In a 2008 mailbag (alluded to in the Gladwell exchange) Simmons acknowledged that as it stood, cap space only really mattered for five “destination” franchises: the Lakers and Knicks for their history and attractive places to live, the Heat and Magic for their warm weather and lack of a state income tax, and the Suns for its warm weather, Western location, and proximity to Las Vegas. In the truly free market of a promotion and relegation system, the best talent would be expected to coalesce around those franchises. Add the Bulls, Sixers, Celtics, and Warriors as storied teams in big markets, the Mavericks or Rockets as another big-market franchise in another warm-weather, player-friendly state, and maybe replace or supplement the Suns with an actual Las Vegas team, and protect those 10-12 teams from relegation for the first five years of the system so the teams have time to start consolidating talent as contracts from the enforced-parity era expire, and also so a deadbeat owner of one of those franchises (perhaps one whose name rhymes with Dames Jolan) can bail out and sell to an actually competent owner before their incompetence tanks the value of the franchise by getting it relegated.

That gets to another virtue of a promotion and relegation system – and also why it’ll never happen without sports leagues being forced into it. Too many owners across American sports are incompetent cheapskates who can get away with putting bad teams on the field year after year because they’re not only guaranteed to have one of only 30-32 teams in one of the most lucrative sports leagues in the world, but at least in the NBA, they can actually be rewarded for losing with an all-time talent, and keep fans from turning away from them by selling the hope of such. With a truly open system, the only thing an incompetent owner can look forward to with rampant losing is relegation tanking the value of their team.

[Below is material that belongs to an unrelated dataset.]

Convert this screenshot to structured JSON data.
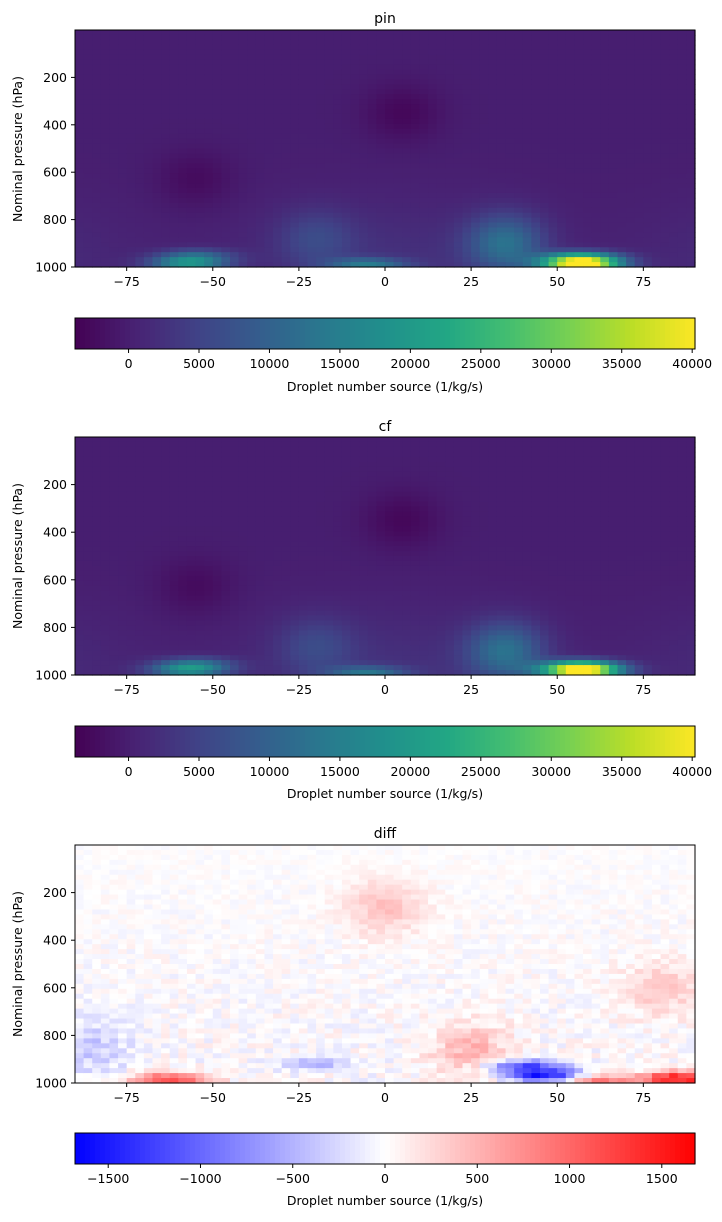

Promotion and relegation, and an overall restructuring of American professional sports to align with it, is good for players by allowing them to realize their true market value, and good for fans by giving them a relatively local team no matter where they are, aligning the actual relationship between a team and its fans with how fans perceive it, and ensuring teams have reason to compete to win every game while maximizing the quality and entertainment value of games pitting the best teams. The only group it doesn’t work for is team owners, which is why American leagues twist themselves into contortions with various enforced-parity mechanisms, and numerous other things besides, to accommodate their closed cartels and keep fans content with the status quo. The NBA may say it doesn’t want tanking, but everyone knows that as far as the people in charge are concerned, it’s far better than the alternative of introducing actual risk to owners’ investments.